SOUND / SZENEN

Trinklied und Echoraum

Wolf-Dieter Ernst (Bayreuth)
Dieser Artikel beschäftigt sich mit dem chorischen Theater. Er rückt dabei die Frage nach der klanglichen Qualität der Aufführung ins Zentrum. Dabei werden zwei Beispiele vorgestellt, die zugleich zwei Richtungen des chorischen Theaters vorgeben. Das erste ist ein spontanes Trinklied, welches Studenten in einer Mensa einer Universität anstimmen. Der Klang ist hier polarisierend, wird verstörend und zugleich ansteckend. Dieser spontanen Aufführung im öffentlichen Raum wird ein Echoraum zur Seite gestellt, den der Regisseur Ulrich Rasche zum Jahrestag der Ausschreitungen im Stuttgarter Schlossgarten im Herbst 2010 inszenierte. Der Klang regt hier zur Reflexion und Erinnerung an, er distanziert vom Geschehen. Es geht also jeweils um eine ästhetische und zugleich soziale Frage: Inwiefern zieht der Sound des chorischen Sprechens und Singens den Zuschauer und Zuhörer ins Geschehen hinein? Vor dem Hintergrund der Ästhetik des Performativen und der neuen Phänomenologie wird die soziale Dimension der klanglichen Kommunikation entwickelt.

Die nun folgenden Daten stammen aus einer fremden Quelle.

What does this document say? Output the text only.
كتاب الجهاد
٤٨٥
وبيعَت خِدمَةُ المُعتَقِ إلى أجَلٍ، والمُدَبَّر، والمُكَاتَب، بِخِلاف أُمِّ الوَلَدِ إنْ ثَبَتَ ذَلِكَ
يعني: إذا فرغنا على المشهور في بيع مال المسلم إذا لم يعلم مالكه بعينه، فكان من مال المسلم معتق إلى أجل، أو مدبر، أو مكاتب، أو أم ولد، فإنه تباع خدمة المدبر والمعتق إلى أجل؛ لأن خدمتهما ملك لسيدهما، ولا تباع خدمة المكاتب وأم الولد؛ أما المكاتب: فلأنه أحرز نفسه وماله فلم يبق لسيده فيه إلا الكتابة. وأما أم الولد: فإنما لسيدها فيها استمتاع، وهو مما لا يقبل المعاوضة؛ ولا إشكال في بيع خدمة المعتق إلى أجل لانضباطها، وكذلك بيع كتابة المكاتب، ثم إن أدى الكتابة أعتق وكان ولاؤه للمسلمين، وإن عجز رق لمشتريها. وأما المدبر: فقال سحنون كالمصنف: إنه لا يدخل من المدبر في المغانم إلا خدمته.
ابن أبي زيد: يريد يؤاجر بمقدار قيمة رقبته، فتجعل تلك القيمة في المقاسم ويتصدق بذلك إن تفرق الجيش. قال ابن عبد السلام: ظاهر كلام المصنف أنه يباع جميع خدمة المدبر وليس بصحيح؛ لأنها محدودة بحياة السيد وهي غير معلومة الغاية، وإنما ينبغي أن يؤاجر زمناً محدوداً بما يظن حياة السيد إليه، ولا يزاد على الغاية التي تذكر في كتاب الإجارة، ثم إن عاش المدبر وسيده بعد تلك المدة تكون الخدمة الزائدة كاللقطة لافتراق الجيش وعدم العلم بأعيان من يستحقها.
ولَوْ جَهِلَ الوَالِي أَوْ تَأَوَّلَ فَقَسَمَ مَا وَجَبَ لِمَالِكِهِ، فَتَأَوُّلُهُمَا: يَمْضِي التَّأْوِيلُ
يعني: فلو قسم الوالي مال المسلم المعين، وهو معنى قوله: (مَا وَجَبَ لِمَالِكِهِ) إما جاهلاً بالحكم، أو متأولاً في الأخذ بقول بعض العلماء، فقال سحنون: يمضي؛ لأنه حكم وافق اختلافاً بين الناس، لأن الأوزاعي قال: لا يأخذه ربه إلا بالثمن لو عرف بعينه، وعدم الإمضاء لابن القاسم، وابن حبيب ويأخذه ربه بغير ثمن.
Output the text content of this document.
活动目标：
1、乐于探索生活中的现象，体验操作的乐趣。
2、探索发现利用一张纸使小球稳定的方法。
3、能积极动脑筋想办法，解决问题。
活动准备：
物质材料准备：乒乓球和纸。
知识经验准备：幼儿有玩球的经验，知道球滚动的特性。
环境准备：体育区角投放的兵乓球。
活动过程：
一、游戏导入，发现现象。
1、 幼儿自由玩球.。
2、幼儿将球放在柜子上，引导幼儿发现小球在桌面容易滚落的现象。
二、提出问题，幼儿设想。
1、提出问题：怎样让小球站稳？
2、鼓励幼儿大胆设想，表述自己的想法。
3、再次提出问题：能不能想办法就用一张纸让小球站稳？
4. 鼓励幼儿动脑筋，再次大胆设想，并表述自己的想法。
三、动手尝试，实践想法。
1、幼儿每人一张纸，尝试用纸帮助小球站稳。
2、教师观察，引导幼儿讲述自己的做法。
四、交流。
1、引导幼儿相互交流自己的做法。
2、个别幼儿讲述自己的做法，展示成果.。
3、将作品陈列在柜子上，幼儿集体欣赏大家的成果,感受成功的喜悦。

Das exzentrische Subjekt und die Maschine: Felix Kubin

Maximilian Haas (Berlin)
Der Hamburger Klang- und Performancekünstler Felix Kubin ist außer sich. Seine Kompositionen zwischen Pop und Neue Musik, seine Radioarbeiten, seine Live-Performances und nicht zuletzt sein Kleidungs- und Tanzstil verbinden sich zu einem Gesamtkunstwerk, das sich hysterisch gibt. Mit Verweis auf die Kulturgeschichte des Krankheitsbildes geht der Artikel dem Echo der Hysterie im Schaffen Kubins nach. Der Künstler ist aber keinesfalls passives Opfer der hysterischen Symptome, diese werden vielmehr kontrolliert herbeigeführt, instrumentalisiert. Kubin verwandelt das Erbe der Hysterie in ein Werkzeug der Hysterisierung. Als Komplizen in diesem Spiel von Besitzen und Besessenheit erscheinen Geister (lebende Tote, Wiedergänger) auf der einen und Maschinen (zumal alte Klangerzeuger) auf der anderen Seite – ahumane Handlungsinstanzen, die aus vergangenen Zeiten grüßen.

Steffi Weismann: Früher-Gestern-Vorher-Gerade-Jetzt ...

Steffi Weismann (Berlin)
Der folgende Text reflektiert meine künstlerische Praxis im Feld von Klang, Sprache und Performance, die den Live-Moment als Knotenpunkt mehrerer räumlicher und zeitlicher Ebenen begreift. Vor dem Hintergrund von Erfahrungen, die ich als Performerin mit Re-Enactments von Fluxus-Stücken und Kompositionen für Stimme und Körper von Dieter Schnebel gemacht habe, beschreibe ich den Weg zu meiner eigenen künstlerischen Position, die sich mit verschiedenen Formen des Live-Dialogs auseinandersetzt. Diese Entwicklung führt von der Kommunikation mit Maschinen und der Interaktion zwischen digitalen und menschlichen Stimmen zu den situativen und mobilen Audioperformances, die ich seit 2010 mit meinem Lautsprechergürtel "LapStrap" aufführe.

Mein Stadtteil als Notentext

Ulrike Krautheim (Tokio)
Tomomi Adachi (*1972) ist ein Künstler der jüngeren Generation in Japan, der mit Vehemenz und Ausdauer daran arbeitet, prozessorientierten Kunstformen im Bereich der Klangkunst und Performance eine Öffentlichkeit zu erschließen und ihre Aktualität zur Diskussion zu stellen. Auf der Basis eines Interviews mit dem Künstler beleuchtet der Text Adachis Sicht auf Vergangenheit, Gegenwart und Zukunft von Fluxus und prozessorientierten Kunstbegriffen in Japan. Ein besonderer Schwerpunkt liegt dabei auf der ortsspezifischen Musikperformance "NUo – The Fish Market for Tubas, Cars, Musical Instruments and Chorus with Negimanabe", die Adachi im Oktober 2011 auf dem Fischmarkt im Tokioter Bezirk Adachi realisierte.